Thursday, January 28, 2016

Please comment on Hamlet's soliloquies.

This is a rather broad question! A soliloquy is a speech
or monologue that a character gives when no one is listening but the audience. In the
case of Hamlet, one soliloquy is given when he thinks no one is
listening. This occurs during the famous "To be or not to be" soliloquy at the beginning
of Act III. He doesn't realize that he is being spied upon by Polonius and Claudius.
Still, the results are the same. In all four of Hamlet's soliloquies, the audience
receives an inside look into Hamlet's suffering
head.


Hamlet's thoughts during his soliloquies cover many
different aspects of his life and the events that have taken place.

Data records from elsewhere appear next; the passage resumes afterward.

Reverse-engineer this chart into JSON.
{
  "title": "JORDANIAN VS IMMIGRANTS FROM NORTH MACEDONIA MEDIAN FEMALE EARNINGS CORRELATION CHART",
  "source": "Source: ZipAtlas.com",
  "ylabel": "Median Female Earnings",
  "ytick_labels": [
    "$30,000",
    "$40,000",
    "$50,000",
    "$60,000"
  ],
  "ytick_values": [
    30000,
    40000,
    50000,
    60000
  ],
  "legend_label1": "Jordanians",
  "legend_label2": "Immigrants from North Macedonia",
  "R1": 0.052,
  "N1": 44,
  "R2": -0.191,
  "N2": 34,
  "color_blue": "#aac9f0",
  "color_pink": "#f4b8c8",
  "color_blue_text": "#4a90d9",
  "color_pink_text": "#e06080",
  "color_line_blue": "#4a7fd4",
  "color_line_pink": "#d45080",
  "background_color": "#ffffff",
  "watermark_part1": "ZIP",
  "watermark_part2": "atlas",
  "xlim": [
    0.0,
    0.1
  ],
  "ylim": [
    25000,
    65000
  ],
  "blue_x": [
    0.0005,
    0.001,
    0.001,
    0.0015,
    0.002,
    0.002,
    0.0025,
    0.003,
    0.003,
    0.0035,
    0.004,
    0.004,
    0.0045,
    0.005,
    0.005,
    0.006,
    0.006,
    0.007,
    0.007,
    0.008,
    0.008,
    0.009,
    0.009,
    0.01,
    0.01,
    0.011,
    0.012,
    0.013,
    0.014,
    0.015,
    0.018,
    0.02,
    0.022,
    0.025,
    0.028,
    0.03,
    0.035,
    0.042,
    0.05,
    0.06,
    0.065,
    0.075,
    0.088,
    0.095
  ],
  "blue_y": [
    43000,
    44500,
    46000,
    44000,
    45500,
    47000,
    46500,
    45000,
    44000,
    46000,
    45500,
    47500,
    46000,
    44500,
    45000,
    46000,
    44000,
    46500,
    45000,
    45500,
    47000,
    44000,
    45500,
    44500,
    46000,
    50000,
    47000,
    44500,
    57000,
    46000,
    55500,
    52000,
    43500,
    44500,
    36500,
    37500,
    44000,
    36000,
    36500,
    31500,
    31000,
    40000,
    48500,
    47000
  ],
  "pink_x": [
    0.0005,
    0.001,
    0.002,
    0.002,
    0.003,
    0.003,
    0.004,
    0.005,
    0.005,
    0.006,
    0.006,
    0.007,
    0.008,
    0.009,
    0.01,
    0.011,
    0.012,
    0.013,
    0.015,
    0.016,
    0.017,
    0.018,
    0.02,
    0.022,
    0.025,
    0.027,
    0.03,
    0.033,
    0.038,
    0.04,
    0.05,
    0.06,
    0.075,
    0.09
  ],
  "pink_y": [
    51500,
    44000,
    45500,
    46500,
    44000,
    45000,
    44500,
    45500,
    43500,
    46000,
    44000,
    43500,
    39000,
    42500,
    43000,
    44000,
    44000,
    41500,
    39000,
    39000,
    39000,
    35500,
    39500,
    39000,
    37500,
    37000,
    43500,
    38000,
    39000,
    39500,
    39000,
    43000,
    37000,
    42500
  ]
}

In the first, Hamlet
laments over the fact that his mother has married his uncle, crying "Frailty, thy name
is woman!" He also discusses suicide in this first one, but not quite on a personal
level. At the end of this speech he says "break my heart, for I must hold my tongue." He
is upset because he suspects all of these horrible things regarding his father's death,
but he can't say anything or do anything about them. In the second soliloquy, Hamlet
discusses revenge and his cowardice at not doing anything about what he now knows was
the murder of his father. The "To be or not to be" soliloquy finds him discussing
suicide primarily. And finally, in the fourth soliloquy, he berates himself for his
inaction and vows that "from this time forth, my thoughts be bloody, or be nothing
worth."


In all, the soliloquies offer much needed
perspective into Hamlet's thoughts for the audience.